Hurricanes name College Hall of Famer Ed Reed Chief of Staff

Florida Football Insiders



Jason Getz-USA TODAY Sports

The Miami Hurricanes are hoping to reestablish their winning ways, and coach Manny Diaz is starting 2020 by reaching back to a prominent member of their recent past to help them.

Diaz and the school announced Thursday afternoon that former All-American, National Champion and College and NFL Hall of Fame safety, Ed Reed, will be coming aboard as a newly-created “Chief of Staff” position for Hurricanes football:

As the school’s release said, Reed “will be responsible in advisory role of all aspects of the football program including strategic planning, quality control, operations, player evaluation and player Development among other duties.

Diaz said in the statement,

“We are thrilled to welcome Ed back to Coral Gables,” Diaz said. “He is not only one of the most decorated players in Miami football history but also a devoted Cane who cares deeply about this program. All of our players, coaches and staff will be fortunate to tap into his experience, knowledge and passion on a regular basis.”  

This hire comes on the heels of Miami apparently botching the hiring in a similar role of former star RB  from the 80’s Alonzo Highsmith earlier this month. Highsmith negotiated with Diaz and AD Blake James about looking to come back to Coral Gables after having been in a similar role with the Cleveland Browns in the NFL this past year. Alas, they could not agree. Highsmith has since been fired after the Browns fired GM John Dorsey and shook up their front office.

As for the “Chief of Staff” position, numerous college programs, including Clemson Alabama and Georgia have a similar positions to aid and assist the head coach with the day-to-day administration of program.

You cannot find a more decorated Cane willing to help, as Reed was arguably the best safety in college football in the 2000s. Miami posted a 23 – 1 record over his final two seasons (’00-’01) and he was part of the 2001 BCS Championship team that finished 11-1 and destroyed Nebraska in the Rose Bowl.

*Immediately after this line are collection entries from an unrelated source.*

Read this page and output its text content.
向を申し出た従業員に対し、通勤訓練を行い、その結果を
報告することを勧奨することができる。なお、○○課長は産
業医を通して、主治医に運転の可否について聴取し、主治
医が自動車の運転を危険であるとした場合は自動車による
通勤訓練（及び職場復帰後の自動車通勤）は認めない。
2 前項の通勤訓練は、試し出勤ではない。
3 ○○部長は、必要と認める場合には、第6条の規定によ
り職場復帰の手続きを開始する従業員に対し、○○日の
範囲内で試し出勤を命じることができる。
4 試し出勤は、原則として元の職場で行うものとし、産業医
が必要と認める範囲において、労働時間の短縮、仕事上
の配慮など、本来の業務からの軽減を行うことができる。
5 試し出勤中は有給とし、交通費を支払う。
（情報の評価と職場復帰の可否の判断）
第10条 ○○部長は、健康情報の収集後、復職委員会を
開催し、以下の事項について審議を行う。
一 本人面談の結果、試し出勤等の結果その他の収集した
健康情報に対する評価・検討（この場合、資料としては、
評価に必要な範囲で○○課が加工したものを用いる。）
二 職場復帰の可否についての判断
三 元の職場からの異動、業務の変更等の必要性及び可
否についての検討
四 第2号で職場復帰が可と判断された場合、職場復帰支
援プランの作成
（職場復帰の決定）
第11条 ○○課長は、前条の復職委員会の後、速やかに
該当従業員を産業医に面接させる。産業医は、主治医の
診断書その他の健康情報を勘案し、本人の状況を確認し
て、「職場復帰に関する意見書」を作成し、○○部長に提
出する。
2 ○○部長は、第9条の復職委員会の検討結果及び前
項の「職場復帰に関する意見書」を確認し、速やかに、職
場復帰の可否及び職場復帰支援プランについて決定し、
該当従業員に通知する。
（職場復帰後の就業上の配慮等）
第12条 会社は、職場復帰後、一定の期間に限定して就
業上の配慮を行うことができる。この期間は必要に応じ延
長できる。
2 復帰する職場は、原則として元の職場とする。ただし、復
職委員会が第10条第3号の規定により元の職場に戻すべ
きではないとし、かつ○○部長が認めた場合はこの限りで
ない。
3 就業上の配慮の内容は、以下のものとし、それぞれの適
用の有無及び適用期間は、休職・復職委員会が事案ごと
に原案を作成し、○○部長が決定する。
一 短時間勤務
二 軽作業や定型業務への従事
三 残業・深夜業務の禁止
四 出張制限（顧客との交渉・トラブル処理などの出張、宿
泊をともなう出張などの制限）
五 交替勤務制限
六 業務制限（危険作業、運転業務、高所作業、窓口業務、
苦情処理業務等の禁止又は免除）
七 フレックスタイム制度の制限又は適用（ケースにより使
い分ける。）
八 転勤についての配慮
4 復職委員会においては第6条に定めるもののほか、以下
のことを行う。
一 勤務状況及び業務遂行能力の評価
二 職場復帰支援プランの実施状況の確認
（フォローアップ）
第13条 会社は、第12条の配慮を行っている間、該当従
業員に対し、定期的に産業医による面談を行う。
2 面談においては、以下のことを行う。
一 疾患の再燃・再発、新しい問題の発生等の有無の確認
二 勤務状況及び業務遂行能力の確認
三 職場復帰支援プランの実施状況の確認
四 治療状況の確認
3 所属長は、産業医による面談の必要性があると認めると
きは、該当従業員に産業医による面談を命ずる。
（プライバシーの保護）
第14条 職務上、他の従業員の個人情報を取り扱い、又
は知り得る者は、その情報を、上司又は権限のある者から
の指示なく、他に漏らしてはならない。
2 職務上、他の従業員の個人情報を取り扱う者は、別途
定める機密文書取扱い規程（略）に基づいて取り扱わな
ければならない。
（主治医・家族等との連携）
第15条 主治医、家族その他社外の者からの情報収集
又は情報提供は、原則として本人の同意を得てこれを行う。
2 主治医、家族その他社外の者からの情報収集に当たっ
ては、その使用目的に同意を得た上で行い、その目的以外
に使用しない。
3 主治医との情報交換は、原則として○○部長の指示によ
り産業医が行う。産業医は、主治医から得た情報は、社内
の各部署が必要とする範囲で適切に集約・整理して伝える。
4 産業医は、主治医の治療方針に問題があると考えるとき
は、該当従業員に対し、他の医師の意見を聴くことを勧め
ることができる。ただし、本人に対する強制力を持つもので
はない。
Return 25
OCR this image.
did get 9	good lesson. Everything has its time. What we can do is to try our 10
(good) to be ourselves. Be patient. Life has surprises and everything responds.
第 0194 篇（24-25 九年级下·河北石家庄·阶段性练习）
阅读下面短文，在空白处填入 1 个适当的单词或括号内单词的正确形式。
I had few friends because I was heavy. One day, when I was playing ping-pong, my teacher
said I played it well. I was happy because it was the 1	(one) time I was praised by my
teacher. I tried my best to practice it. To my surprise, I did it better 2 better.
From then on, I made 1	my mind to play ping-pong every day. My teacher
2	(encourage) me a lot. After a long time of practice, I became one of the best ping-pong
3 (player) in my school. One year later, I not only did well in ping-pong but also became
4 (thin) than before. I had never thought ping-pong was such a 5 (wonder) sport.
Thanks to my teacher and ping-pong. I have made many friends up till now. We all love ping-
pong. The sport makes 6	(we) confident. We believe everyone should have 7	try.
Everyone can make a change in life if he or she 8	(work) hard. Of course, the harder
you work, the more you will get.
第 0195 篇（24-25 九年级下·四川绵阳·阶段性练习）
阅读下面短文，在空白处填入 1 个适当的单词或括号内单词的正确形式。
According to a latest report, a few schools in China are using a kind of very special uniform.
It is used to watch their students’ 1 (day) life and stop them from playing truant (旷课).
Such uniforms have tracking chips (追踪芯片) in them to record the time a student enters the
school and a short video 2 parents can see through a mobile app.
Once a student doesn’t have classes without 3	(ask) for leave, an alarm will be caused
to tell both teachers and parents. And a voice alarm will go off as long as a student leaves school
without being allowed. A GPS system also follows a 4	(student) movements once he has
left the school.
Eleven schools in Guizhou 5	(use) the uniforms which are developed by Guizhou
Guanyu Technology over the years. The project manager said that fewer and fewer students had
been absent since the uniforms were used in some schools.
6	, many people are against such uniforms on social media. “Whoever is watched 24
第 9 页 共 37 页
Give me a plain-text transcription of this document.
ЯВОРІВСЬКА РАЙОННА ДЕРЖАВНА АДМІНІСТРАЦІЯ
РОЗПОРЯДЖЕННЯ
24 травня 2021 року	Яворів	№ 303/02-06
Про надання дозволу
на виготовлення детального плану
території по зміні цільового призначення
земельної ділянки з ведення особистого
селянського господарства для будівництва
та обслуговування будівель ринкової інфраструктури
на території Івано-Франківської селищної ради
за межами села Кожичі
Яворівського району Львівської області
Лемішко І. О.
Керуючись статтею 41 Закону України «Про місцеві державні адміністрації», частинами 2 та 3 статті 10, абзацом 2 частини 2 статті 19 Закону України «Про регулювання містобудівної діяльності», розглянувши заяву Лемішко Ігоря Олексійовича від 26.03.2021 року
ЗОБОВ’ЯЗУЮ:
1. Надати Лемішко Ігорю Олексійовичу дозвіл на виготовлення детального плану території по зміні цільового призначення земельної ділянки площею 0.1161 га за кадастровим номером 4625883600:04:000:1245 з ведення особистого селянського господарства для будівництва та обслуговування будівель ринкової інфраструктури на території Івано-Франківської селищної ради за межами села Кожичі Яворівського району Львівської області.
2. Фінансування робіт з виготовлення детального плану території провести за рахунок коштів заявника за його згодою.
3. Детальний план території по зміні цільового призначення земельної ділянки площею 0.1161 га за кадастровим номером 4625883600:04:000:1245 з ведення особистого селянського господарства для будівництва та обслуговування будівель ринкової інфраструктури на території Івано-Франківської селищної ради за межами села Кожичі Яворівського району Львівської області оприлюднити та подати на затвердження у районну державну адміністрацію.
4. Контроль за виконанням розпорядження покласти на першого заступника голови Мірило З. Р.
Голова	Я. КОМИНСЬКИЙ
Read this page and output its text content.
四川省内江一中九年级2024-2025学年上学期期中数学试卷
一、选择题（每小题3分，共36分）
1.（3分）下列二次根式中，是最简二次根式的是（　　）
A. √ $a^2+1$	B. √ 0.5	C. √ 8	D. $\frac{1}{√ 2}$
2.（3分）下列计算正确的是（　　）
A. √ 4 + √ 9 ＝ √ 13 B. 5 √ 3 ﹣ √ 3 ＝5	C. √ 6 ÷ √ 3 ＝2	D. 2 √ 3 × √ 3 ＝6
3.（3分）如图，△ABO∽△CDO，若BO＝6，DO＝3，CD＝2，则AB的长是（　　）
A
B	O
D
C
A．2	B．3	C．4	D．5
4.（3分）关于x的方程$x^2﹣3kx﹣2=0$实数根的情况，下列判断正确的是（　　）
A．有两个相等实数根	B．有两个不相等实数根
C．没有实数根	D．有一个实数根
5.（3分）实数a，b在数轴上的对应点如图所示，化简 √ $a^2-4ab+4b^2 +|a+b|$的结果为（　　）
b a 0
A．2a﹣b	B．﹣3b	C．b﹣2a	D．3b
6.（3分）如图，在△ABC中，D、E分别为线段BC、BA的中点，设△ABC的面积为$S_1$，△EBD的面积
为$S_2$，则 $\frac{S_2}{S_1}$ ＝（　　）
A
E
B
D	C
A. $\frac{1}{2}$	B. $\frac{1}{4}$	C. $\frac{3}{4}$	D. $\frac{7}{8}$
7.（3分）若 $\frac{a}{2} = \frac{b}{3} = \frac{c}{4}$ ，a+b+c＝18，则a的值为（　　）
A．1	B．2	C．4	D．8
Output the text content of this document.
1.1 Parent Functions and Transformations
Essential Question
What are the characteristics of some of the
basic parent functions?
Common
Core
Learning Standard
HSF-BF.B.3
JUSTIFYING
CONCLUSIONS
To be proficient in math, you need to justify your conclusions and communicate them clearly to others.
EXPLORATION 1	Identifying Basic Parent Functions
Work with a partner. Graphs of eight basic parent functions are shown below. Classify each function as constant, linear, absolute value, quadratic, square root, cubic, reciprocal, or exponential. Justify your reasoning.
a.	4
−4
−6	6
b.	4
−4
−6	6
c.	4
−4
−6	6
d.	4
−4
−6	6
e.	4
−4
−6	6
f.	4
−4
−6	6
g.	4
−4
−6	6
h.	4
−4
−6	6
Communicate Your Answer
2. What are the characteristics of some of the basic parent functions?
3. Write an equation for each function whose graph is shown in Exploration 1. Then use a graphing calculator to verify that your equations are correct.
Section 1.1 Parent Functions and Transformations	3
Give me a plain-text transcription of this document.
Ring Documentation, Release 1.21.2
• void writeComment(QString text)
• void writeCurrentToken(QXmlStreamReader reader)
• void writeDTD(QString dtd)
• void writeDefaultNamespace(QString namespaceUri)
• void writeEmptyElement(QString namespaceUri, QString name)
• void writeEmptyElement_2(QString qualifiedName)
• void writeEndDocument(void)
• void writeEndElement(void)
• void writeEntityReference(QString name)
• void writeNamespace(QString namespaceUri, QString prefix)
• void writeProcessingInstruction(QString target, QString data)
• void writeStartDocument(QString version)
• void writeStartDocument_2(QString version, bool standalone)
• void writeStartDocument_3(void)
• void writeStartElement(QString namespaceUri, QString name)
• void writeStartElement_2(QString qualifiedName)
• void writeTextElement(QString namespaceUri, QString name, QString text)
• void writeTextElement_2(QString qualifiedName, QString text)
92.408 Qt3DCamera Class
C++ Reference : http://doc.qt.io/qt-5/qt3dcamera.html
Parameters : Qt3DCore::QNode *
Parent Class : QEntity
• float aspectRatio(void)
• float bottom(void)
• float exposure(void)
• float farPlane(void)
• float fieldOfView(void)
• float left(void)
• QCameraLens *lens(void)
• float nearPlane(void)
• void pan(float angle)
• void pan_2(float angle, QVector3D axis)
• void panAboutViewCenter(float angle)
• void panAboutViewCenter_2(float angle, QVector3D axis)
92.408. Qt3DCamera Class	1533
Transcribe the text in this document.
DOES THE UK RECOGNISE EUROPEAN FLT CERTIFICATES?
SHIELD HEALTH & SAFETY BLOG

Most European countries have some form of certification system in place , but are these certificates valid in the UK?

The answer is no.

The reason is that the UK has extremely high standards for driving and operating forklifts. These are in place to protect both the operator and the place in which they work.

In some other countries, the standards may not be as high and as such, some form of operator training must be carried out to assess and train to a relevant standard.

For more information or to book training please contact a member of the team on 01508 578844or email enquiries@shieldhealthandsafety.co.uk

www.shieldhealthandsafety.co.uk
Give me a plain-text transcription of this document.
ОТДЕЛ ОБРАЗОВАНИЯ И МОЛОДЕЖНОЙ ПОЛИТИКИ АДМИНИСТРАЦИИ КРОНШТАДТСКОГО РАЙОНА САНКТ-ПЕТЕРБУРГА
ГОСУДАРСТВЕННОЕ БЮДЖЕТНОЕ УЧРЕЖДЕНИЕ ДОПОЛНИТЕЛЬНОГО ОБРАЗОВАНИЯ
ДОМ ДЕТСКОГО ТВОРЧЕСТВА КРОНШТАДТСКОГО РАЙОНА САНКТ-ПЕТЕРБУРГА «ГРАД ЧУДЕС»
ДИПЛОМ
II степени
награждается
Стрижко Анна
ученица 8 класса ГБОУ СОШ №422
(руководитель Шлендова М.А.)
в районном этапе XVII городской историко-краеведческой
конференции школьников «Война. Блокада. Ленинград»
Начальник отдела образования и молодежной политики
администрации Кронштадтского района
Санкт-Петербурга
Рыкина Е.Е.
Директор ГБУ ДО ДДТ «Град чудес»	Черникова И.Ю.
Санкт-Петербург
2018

Reed with a consensus First-team All-American in 2000 and 2001 and set the Hurricanes record for interceptions with 21 before leaving Coral Gables.

Reed was inducted into the College Football Hall of Fame in 2018 for his accomplishments.

Reed was later a first-round pick of the Baltimore Ravens in 2002, playing at 11 sasons with them before playing his final year with the Texans and the Jets. He is a former NFL Defensive Player of the Year and was an All-Pro six times. Reed was just inducted into the Pro Football Hall of Fame year ago.

Read was not quoted in the release by the Hurricanes on Thursday afternoon.

However, he did participate earlier during Super Bowl week in Miami with former Hurricanes legendary coach Jimmy Johnson in a special program from Fox Sports with other famous Hurricane alumni like Michael Irvin.

The program called “The ReUnion” dealt with Miami trying to regain the winning ways and dominance of the 80s and 90s.

Miami stumbled to a 6-6 finish and then was embarrassed to end Diaz’s first season with a 14-0 shutout loss to Louisiana Tech in the Independence Bowl.